You do not meet people like Andy Strasberg every day. Well, maybe you do and they’re just not talking about it so much. It’s still unlikely you will meet many who have converted a fan brush with fame into the overriding factor in their lives, as has Andy Strasberg. Today Andy is also busy in support of charity events sponsored in Roger Maris’s memory for the support of cancer research and treatment.

I caught the above picture of Andy Strasberg at the end of the evening. I simply asked him to give us his best Raquel Welch pose. Those of you who couldn’t make it missed a fine and most entertaining evening, one that also came with some DVD clips that Andy used to help dramatize the wonderful story of his love and appreciation for Roger Maris.

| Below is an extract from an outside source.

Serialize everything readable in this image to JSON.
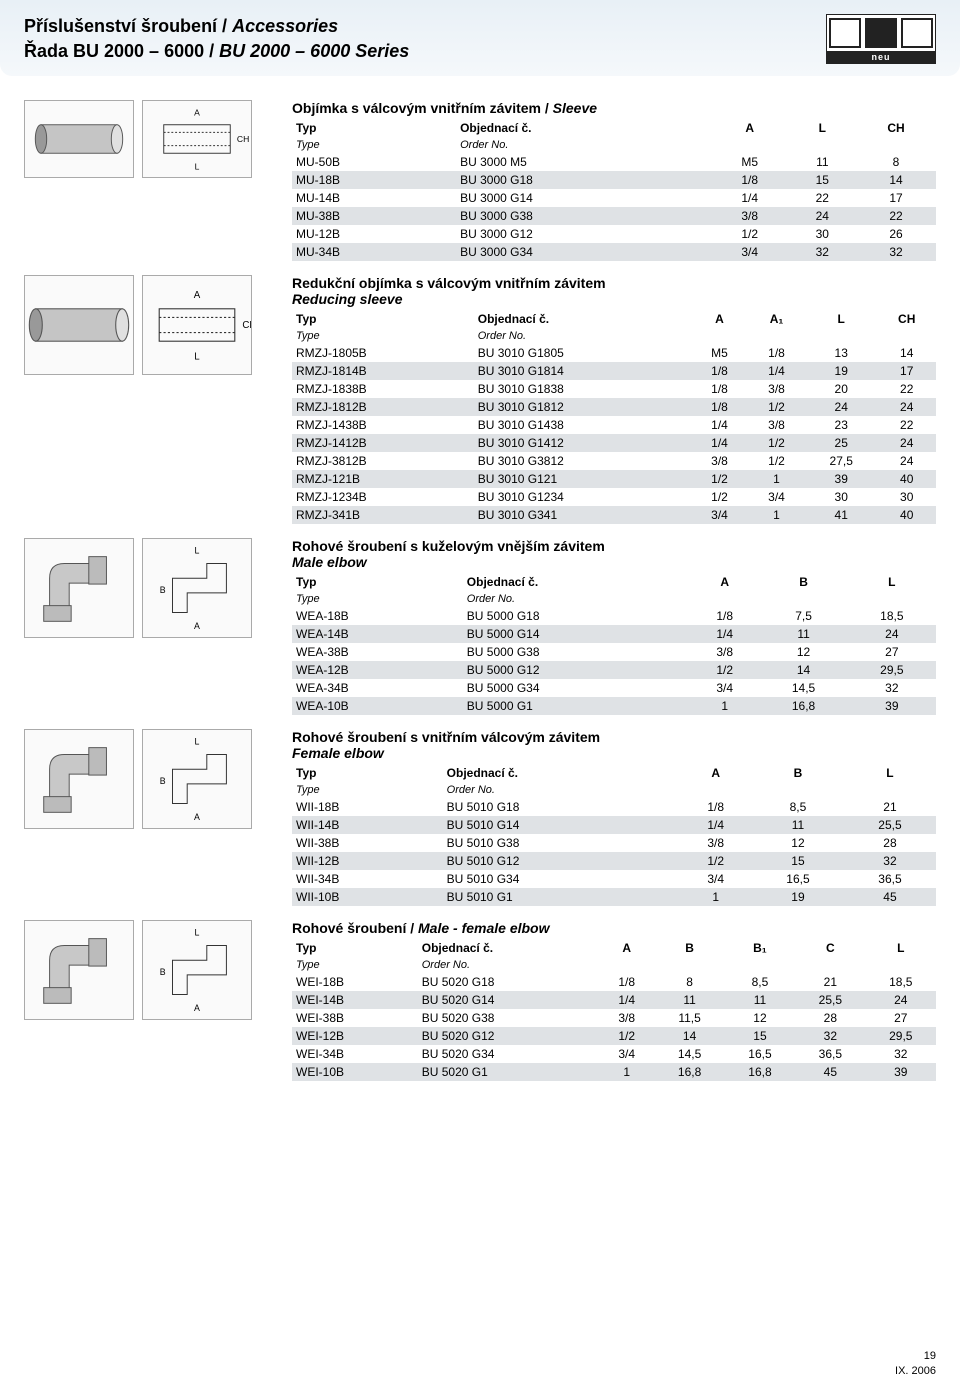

Thanks to fellow SABR member Mike McCroskey, here’s a website link that pretty well covers the same ground Andy Strasberg traveled in his fascinating talk to our Larry Dierker Houston Chapter last night:

http://www.fanfiction.net/s/3624008/1/Roger_Maris_and_Me

As for other meeting activity from the February 24th gathering, the trivia quiz prepared by Mark Wernick was a nettlesome mind-twister, but it was won by Scott Barzilla and Greg Lucas.

Other meeting notes: (1) SABR needs volunteers to help with our research project: “Houston Baseball, the First 100 Years, 1861-1961;” (2) Our next monthly SABR meeting will be held on Tuesday, March 29th, and our speaker will be Astros broadcaster and fellow SABR member Bill Brown.